Bob Dylans Charisma

Chronicles Volume one Kommunikation beginnt mit der Wahrnehmung. Zunächst muss ich meine Umwelt oder den Gesprächspartner verstehen, um dann kommunikativ auf sie oder ihn einzuwirken. Auch das, was sich hinter dem „schillernden Begriff“ Charisma verbirgt, beginnt mit der Wahrnehmung. Richard Wiseman, Professor an der Universität Hertfordshire, stellte fest, dass charismatische Persönlichkeiten Emotionen äußerst stark empfinden, also ausgeprägte Antennen für unseren Gefühlsbereich haben und in menschlich-emotionale Bereiche vordringen, wo andere Personen bereits lange halt gemacht haben.

Dem vor kurzem veröffentlichten Spiegelartikel zu Charisma, war zu entnehmen, dass sich Charismatiker besonders stark für Themen oder Projekte begeistern und faszinieren können. Beide Aspekte des Charismas, sowohl ausgeprägte Gefühle als auch die Begeisterungsfähigkeit, wurden äußerst eindrucksvoll von Bob Dylan in seinen Chronicals dargestellt. Er veranschaulicht mit seiner eigenen Sprache, was er empfunden hat als er zum ersten Mal Woodie Guthrie, einen amerikanischen Liedermacher, gehört hatte:

Ich fühlte mich, als habe der Plattenspieler mich selbst gepackt und mich quer durch das Zimmer geschleudert. Ich achtete auch auf die Aussprache von Guthrie. Wenn ihm danach war, legte er die Betonung auf die letzten Buchstaben eines Wortes und das saß wie ein Hieb.

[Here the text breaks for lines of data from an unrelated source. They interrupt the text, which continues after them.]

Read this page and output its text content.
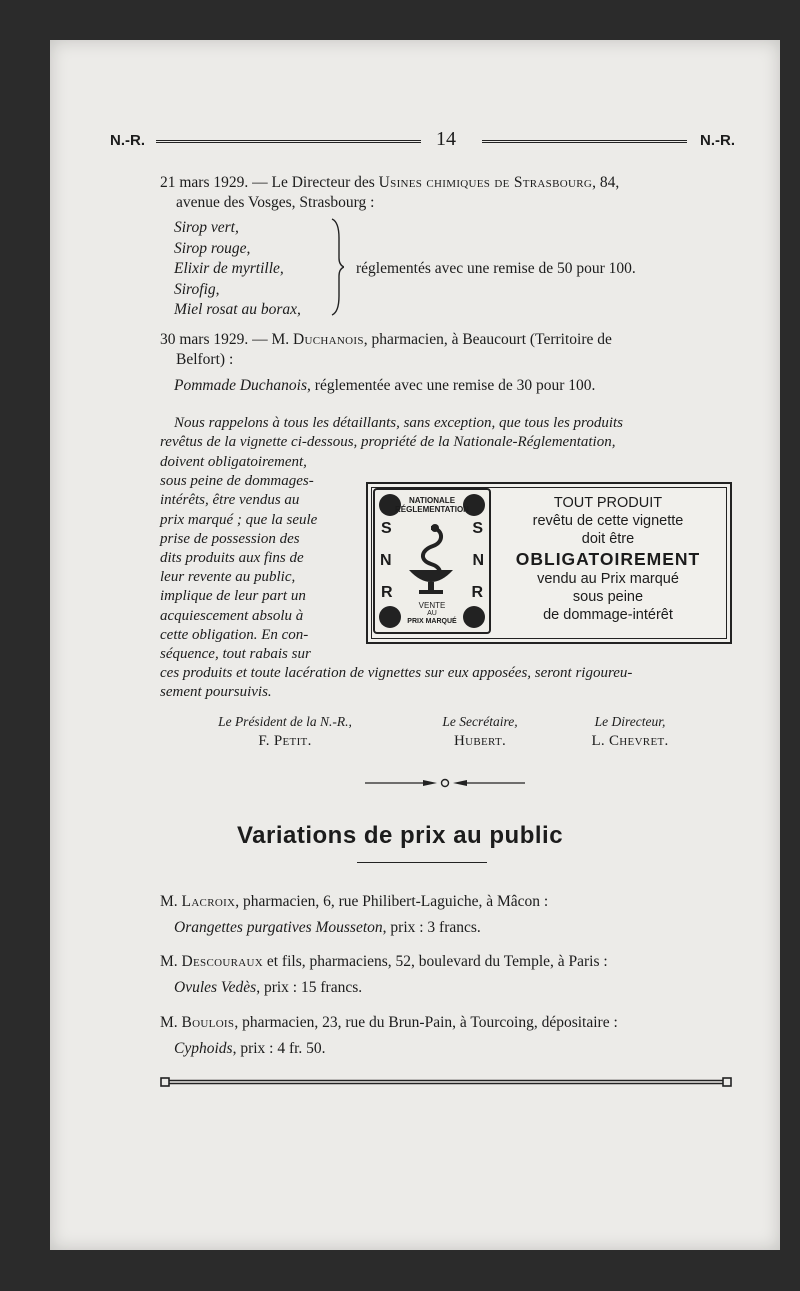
N.-R.	14	N.-R.
21 mars 1929. — Le Directeur des Usines chimiques de Strasbourg, 84,
avenue des Vosges, Strasbourg :
Sirop vert,
Sirop rouge,
Elixir de myrtille,
Sirofig,
Miel rosat au borax,
réglementés avec une remise de 50 pour 100.
30 mars 1929. — M. Duchanois, pharmacien, à Beaucourt (Territoire de
Belfort) :
Pommade Duchanois, réglementée avec une remise de 30 pour 100.
Nous rappelons à tous les détaillants, sans exception, que tous les produits
revêtus de la vignette ci-dessous, propriété de la Nationale-Réglementation,
doivent obligatoirement,
sous peine de dommages-
intérêts, être vendus au
prix marqué ; que la seule
prise de possession des
dits produits aux fins de
leur revente au public,
implique de leur part un
acquiescement absolu à
cette obligation. En con-
séquence, tout rabais sur
ces produits et toute lacération de vignettes sur eux apposées, seront rigoureu-
sement poursuivis.
NATIONALE RÉGLEMENTATION
S	S
N	N
R	R
VENTE
AU
PRIX MARQUÉ
TOUT PRODUIT
revêtu de cette vignette
doit être
OBLIGATOIREMENT
vendu au Prix marqué
sous peine
de dommage-intérêt
Le Président de la N.-R.,
F. Petit.
Le Secrétaire,
Hubert.
Le Directeur,
L. Chevret.
Variations de prix au public
M. Lacroix, pharmacien, 6, rue Philibert-Laguiche, à Mâcon :
Orangettes purgatives Mousseton, prix : 3 francs.
M. Descouraux et fils, pharmaciens, 52, boulevard du Temple, à Paris :
Ovules Vedès, prix : 15 francs.
M. Boulois, pharmacien, 23, rue du Brun-Pain, à Tourcoing, dépositaire :
Cyphoids, prix : 4 fr. 50.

Der letzte Satz macht deutlich, wie fokussiert und exakt Dylan die Songs Guthries wahrnahm, wie fein seine Rezeptoren waren. Wahrnehmungsfähigkeit macht den Unterschied zu Menschen, die nicht Bob Dylan sind.

Woodie Guthrie walzte alles nieder, was ihm in den Weg stellte. Für mich war das eine Offenbarung, wie ein schwerer Anker, der gerade in das Hafenbecken gestürzt war.

Dylan entwickelt also Emotionen zu Liedgut, bei dem andere „ganz nett“ oder „langweilig“ gesagt hätten. Erst die ausgeprägte Wahrnehmung lässt ihn ausgeprägt empfinden.

Es war als wäre ich im Dunklen gesessen und irgendjemand hat den Hauptschalter des Blitzableiters umgelegt.

Künstler wie Dylan schaffen es auch ihre eigene Begeisterung wiederum in Worte oder Musik zu packen. Sie schaffen es einen neuen Glanz in die Welt zu bringen, weil sie Charisma haben. Sie schaffen es in den Extremen zu empfinden und sie schaffen es diese Gefühlsbereiche so wieder zu kommunizieren, dass ihre Musik auch nach über 40 Jahren noch zahlreiche Hörer findet.

Gloria Beck, die bereits hier häufiger zitierte Autorin des fraglichen Buches „Verbotene Rhetorik“ ist da anderer Meinung:

Charismatische Personen müssen nicht selbst stark empfinden, es reicht, wenn sie es aussehen lassen als ob. Allerdings schließt eigene Gefühlskälte nicht aus, in anderen starke Gefühle erregen zu können. Je berechnender man agiert, umso vorhersehbarer lassen sich Emotionen in anderen hervorrufen.

Ich halte diese Aussage für groben Unsinn. Vereinzelt wird es tatsächlich ein paar Clowns geben, die glauben als großer Zampano auftreten zu können ohne Substanz und Lebensenergie zu haben, aber über kurz oder lang werden sie entlarvt. Das was menschliches Verhalten lebens- und liebenswert macht ist das authentische, echte Leben, und kein ständiger Komödiantenstadtl, in dem man nur Laiendarsteller seines eigenen Lebens ist.